Entretanto, devemos refletir alguns aspectos sobre o tema e entender todo o contexto em que as Doenças Priônicas estão inseridas. Em primeiro lugar, as doenças priônicas são doenças complexas e raras. Os sinais e sintomas se confundem com diversas outras desordens mais comuns, como a Doença de Alzheimer, por exemplo. Além disso, a proporção de neurologista por cem mil habitantes, em boa parte do país, fica abaixo do esperado, dificultando que profissionais qualificados tenham contato com os casos suspeitos.

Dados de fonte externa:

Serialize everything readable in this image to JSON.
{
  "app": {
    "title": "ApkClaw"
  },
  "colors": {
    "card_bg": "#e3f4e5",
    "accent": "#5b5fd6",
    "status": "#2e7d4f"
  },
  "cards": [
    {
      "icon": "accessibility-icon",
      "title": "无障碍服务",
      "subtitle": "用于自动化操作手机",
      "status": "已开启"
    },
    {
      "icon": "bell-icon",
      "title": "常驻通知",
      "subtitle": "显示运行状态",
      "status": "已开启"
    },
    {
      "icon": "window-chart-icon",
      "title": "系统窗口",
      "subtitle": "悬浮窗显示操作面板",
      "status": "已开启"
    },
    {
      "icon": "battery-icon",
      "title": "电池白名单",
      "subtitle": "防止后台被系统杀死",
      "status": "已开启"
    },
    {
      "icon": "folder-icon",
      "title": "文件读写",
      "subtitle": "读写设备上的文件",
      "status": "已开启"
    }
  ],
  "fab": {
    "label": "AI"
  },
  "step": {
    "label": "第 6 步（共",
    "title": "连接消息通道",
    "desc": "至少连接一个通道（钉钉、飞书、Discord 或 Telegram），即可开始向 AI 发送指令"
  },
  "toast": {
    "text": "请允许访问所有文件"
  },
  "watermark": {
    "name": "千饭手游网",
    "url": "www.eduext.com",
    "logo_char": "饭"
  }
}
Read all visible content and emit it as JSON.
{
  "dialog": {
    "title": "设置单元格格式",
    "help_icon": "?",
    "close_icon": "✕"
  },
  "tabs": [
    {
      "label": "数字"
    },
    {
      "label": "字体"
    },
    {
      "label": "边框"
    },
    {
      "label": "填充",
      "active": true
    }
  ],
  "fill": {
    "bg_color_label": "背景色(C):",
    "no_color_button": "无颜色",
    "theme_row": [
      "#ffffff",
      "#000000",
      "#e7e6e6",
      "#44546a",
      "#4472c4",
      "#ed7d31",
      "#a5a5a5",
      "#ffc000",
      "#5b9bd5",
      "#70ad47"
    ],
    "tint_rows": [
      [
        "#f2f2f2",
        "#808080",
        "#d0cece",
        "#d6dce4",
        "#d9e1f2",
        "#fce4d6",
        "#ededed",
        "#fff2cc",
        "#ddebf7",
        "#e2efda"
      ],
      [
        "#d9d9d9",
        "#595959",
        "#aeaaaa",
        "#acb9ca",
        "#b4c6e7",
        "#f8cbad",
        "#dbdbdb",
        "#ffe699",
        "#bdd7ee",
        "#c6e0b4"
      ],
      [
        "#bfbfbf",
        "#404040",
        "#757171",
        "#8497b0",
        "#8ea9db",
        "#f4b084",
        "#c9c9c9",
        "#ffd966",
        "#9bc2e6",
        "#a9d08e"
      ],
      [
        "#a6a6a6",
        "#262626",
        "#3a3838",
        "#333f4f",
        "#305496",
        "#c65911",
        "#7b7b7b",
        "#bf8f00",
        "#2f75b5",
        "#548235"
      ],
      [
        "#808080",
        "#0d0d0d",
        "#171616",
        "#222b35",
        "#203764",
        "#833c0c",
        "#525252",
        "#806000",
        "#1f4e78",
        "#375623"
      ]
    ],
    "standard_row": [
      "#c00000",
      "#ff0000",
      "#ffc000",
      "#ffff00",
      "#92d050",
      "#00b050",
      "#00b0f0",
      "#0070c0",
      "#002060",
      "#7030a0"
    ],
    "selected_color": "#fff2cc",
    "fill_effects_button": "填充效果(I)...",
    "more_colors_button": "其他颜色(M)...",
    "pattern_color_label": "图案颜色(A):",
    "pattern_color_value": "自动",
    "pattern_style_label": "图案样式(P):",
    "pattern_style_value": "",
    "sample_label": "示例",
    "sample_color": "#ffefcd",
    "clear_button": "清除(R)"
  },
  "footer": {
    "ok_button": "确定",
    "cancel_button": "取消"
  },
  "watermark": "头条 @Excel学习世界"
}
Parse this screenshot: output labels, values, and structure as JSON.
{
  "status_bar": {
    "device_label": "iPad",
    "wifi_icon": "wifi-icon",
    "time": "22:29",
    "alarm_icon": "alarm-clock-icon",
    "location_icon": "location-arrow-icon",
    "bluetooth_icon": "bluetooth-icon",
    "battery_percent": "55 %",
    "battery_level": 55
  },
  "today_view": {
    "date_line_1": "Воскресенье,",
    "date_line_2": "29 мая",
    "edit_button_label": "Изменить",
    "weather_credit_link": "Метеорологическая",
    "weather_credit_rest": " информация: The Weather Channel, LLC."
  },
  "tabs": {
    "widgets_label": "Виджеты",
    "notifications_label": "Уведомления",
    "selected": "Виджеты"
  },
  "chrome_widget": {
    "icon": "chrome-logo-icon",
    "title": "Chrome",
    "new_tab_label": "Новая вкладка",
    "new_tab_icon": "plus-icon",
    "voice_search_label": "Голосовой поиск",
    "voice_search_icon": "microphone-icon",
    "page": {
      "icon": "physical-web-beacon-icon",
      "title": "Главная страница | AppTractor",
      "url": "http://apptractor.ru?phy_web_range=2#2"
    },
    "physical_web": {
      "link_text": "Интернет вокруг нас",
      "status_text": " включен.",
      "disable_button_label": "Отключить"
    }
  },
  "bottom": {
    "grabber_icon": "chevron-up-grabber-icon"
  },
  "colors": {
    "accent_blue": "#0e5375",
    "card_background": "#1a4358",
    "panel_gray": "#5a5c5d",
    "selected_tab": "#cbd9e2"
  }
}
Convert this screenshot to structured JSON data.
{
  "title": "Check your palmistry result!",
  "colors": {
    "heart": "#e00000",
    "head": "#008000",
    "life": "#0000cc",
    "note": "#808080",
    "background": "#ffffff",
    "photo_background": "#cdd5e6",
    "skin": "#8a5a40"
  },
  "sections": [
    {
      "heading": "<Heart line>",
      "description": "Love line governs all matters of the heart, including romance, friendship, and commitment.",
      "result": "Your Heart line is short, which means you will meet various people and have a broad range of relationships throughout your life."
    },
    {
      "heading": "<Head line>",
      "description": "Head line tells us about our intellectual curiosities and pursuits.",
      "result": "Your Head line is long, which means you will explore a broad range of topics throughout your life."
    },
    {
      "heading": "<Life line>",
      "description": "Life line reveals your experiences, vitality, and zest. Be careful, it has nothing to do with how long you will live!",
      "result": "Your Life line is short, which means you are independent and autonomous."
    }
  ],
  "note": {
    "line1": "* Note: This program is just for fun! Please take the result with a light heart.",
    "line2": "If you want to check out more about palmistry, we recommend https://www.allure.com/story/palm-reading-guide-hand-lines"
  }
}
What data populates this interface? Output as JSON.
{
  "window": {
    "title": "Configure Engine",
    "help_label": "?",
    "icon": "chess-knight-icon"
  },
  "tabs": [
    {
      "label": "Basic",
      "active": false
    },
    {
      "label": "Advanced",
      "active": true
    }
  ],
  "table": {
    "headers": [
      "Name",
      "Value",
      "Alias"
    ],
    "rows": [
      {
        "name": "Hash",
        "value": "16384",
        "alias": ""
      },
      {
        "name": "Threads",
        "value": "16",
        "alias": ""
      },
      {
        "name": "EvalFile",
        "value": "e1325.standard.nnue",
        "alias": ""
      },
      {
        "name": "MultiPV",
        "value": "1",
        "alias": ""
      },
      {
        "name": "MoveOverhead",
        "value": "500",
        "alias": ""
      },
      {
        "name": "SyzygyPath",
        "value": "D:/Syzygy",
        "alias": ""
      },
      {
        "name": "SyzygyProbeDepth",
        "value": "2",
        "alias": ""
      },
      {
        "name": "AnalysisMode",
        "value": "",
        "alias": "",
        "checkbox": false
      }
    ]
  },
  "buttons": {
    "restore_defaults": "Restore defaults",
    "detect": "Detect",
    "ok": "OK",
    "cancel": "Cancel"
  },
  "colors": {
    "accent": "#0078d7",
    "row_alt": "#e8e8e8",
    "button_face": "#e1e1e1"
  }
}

Um segundo ponto é a falta, até o momento, de um exame in vivo que seja específico. Em outras palavras, o que os médicos fazem, na verdade, é excluir a possibilidade de ser outra doença e apenas confirmamos o caso após o falecimento do indivíduo.

 

E quanto à questão econômica, ou um possível lobby da “indústria da carne” no que tange a este assunto, deve ser melhor entendida, principalmente no aspecto técnico dessas enfermidades antes de espalhar tal ideia. Como podemos ver no nosso site (link), a maior parte dos casos, quase 90% deles, é de origem esporádica. Ou seja, a pessoa desenvolve a doença sem ter uma fonte de infecção conhecida, sem histórico familiar ou de intervenções médicas de risco. As Doenças Priônicas associadas ao consumo de carne contaminada, denominada Nova Variante da Doença de Creutzfeldt-Jakob (vDCJ), foi registrada em onze países, com cerca de 200 (duzentos) casos, nenhum deles no Brasil. E como se sabe que não foi a vDCJ e sim a forma “clássica” da DCJ? As duas doenças, apesar de serem ocasionadas pelo mesmo fenômeno, possuem características clínicas, neurológicas e neuropatológicas distintas.

 

Mas cabe ressaltar que dois casos da Encefalopatia Espongiforme Bovina (EEB), a tal doença da “vaca louca”, foram registrados no Brasil. Todos os trâmites da ANVISA e do Ministério da Agropecuária foram realizados e o Brasil continua sendo reconhecido internacionalmente como tendo “risco insignificante para a EEB”.

 

Apesar dos protocolos seguidos e das limitações de diagnóstico que ainda perduram a respeito das Doenças Priônicas, o Ministério da Saúde poderia sim investir mais e elaborar campanhas sobre o tema, manter canais mais atuantes e dinâmicos com os profissionais de saúde para mehor orientá-los. O atual sistema é muito promissor, mas precisa de mais esforços para que pacientes e familiares tenham um atendimento digno e que os amparem ao invés de deixá-los com a sensação de que não há interesse do governo nesse tema.